But for a Rs 900-crore charge on profits on account of higher provisioning for wages, pension, gratuity and ‘motor pool losses', public sector non-life insurer, United India Insurance, would not have reported a lower profit for 2010-11 than the previous year.

The company reported lesser net profit at Rs 130 crore in 2010-11 compared with Rs 707 crore the previous year. United India reported a 22 per cent growth in premium income to Rs 6,377 crore in 2010-11.
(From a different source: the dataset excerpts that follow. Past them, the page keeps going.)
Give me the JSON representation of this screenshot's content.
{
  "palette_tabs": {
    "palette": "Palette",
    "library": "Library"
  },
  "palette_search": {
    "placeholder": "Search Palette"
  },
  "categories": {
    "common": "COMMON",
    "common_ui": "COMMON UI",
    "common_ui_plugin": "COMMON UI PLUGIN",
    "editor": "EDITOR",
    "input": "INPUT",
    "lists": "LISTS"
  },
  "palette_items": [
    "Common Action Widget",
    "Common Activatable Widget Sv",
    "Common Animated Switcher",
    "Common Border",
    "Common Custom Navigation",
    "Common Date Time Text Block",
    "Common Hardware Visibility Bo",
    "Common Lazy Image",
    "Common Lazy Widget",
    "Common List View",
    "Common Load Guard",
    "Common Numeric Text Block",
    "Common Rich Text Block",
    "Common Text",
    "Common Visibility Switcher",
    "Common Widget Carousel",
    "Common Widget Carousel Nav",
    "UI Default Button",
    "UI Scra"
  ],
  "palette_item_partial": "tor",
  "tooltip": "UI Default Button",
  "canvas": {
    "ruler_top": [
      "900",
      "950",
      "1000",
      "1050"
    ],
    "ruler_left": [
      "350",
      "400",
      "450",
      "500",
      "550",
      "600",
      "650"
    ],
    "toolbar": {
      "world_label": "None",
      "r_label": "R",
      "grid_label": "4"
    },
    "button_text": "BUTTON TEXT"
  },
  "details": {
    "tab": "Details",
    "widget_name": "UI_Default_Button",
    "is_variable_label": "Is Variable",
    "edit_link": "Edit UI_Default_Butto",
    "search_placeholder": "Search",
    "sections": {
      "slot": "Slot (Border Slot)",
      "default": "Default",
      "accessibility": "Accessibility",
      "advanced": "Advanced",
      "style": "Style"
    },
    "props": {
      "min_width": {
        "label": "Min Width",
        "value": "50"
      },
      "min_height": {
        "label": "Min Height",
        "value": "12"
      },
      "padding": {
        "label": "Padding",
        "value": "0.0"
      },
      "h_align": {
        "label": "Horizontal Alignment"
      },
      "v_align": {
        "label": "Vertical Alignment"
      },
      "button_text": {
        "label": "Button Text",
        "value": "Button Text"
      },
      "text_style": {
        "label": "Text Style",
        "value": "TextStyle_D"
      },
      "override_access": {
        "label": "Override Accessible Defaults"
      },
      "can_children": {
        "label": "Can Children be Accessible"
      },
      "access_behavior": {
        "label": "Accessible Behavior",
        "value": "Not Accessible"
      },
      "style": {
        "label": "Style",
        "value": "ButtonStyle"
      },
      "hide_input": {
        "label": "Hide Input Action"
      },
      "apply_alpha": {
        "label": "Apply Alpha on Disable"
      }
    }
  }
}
If it were not for provisioning, the company would have reported net profits of over Rs 1,000 crore. The company had to take hit of Rs 500 crore on provisioning for pension, gratuity and wage revision. Another blow came from third party motor pool losses of Rs 400 crore.

Motor pool

The motor pool is an arrangement under which all non-life insurance companies contribute to a common fund, out of which claims are paid. Since the claims are higher than the funds available, the deficit is apportioned to the companies in proportion to their market share. Public sector companies, with higher market share, bear the brunt of the motor pool losses.

Recently, the Insurance Regulator and Development Authority (IRDA) mandated all general insurers to make provisioning on account of motor pool losses for the last four years, including 2010-11.

Due to this, United India's solvency ratio has fallen to 2.75 from 3.5 per cent. But the ratio is still at a higher level than the required 1.3 per cent by the regulator.